McLeish, a proud football man, is tough enough, old enough and wise enough to deal with the new culture of owners represented by the Carson Yeung regime at Birmingham.

But you just knew that the humiliating public reaction by Yeung's main man at the club, Peter Pannu, to relegation would have strained to breaking point the Scot's sense of protocol.

Pannu said: "The board regrets relegation and feels that supporters, who have continued to back us magnificently, have been let down.

"Alex McLeish's job is safe but the board will expect him to lead the side back to the Premier League in the 2011-12 season."

Here was Pannu effectively leaving McLeish dangling on a string of one or two bad results in the Championship – and that seemed an unnecessarily humiliating display of power over a man who, despite relegation, had brought the club its first major honour a couple of months earlier.

That needled McLeish and, even as he set about re-shaping his squad for the second tier in the full knowledge that a looming firesale of some of his signings would bale out the owners from their financial predicament, ate away at his sense of pride and dignity.

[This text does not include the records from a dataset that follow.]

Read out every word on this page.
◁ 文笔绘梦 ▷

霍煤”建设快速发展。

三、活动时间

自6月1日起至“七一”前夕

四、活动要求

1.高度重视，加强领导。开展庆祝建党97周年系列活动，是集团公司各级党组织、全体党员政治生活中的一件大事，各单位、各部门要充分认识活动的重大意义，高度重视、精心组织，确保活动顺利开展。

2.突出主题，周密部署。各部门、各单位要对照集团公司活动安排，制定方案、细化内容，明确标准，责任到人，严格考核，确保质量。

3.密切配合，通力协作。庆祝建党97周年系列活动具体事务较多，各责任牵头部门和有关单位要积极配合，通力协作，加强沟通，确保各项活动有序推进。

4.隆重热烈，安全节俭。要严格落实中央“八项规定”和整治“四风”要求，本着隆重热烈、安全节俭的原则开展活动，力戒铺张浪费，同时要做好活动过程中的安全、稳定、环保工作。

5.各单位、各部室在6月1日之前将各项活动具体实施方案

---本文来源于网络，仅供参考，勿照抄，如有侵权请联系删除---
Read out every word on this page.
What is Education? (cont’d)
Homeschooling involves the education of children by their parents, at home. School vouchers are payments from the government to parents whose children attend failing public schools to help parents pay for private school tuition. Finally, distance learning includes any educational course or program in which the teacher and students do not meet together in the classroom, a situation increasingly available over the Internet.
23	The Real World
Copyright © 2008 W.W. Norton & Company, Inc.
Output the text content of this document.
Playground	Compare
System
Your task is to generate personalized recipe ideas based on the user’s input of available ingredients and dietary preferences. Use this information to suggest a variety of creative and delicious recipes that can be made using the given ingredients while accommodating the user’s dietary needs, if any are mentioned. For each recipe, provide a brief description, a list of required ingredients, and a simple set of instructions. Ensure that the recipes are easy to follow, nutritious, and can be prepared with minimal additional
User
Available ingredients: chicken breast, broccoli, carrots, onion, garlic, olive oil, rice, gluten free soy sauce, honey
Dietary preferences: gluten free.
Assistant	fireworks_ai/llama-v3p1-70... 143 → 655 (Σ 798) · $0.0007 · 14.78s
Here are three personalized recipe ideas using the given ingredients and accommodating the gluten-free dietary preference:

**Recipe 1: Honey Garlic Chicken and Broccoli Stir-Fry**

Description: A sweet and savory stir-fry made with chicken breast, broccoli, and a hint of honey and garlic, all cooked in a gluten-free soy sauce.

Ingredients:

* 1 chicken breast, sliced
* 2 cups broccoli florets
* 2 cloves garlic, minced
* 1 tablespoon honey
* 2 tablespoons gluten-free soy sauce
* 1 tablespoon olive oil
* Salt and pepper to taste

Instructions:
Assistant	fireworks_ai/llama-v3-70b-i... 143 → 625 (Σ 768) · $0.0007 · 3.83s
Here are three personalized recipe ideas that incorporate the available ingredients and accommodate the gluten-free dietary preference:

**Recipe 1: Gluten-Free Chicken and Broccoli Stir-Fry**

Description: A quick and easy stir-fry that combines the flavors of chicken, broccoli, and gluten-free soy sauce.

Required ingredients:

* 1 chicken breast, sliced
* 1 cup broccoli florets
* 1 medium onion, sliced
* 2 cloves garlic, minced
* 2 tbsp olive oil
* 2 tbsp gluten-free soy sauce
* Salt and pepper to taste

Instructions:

This was a clash of cultures always destined to end in tears at the first downturn of events and ,whoever now steps into the post, will have to accept they work for owners who have no grounding in the traditional ways our domestic football conducts its business.

The nature of McLeish's resignation is certainly revealing. A cold e-mail instead of face-to-face, eye-to-eye contact is not the way this product of the Alex Ferguson school of football practice would normally do his business, it will be interpreted as a display of contempt for his employers.

Their treatment of his chief scout, Paul Montgomery, also enraged McLeish's sense of fairness.

The Geordie was blamed for some of the less successful signings of the relegation year – Alexander Hleb and Nikola Zigic chiefly among them – and fired, then later re-instated as a consultant when Montgomery challenged the decision.

But McLeish will have observed with a wry smile how these events were accompanied by a drip-feed from St Andrew's that Yeung himself had counselled against Zigic and Hleb, urging Blues to instead move for players who had later proved successful, led by one Peter Odemwingie.

This may be true, this may again be another display of ego by the owner.

But Yeung represents the new breed of owner sweeping into power in England's boardrooms and the clash that resulted at Birmingham will not be the last we see.

Roman Abramovich at Chelsea and Sheikh Mansour's crew at Manchester City foist signings and demands on their managers in the belief their opinion is as valid as the professionals. Yeung is no different.

Not that McLeish could avoid criticism. As much as he deserves some credit for toiling at Birmingham under two of the most interfering and difficult regimes it is possible to imagine, he will acknowledge that a relegation which could have been avoided has submerged Blues in difficulty.

That Carling Cup final triumph took its toll on the team's focus and, by the time they got it back, it was too late – McLeish must accept that.

Although the Yeung clan never delivered on the ridiculous promises they made on purchase about money for transfers, they still handed McLeish a bigger budget than his predecessor Steve Bruce enjoyed.

Figures from Deloitte confirmed Blues also paid out considerably more than Wolves and Albion.

At the moment, McLeish's actions appear to have enraged all corners of the Second City community.

It's what McLeish leaves behind that is of more significance to Blues fans.

A new team will have to be built, which may delay the return to the Premier League demanded by the owners. That they may not have the patience to recognise this could be a problem for his successor and at the heart of his resignation.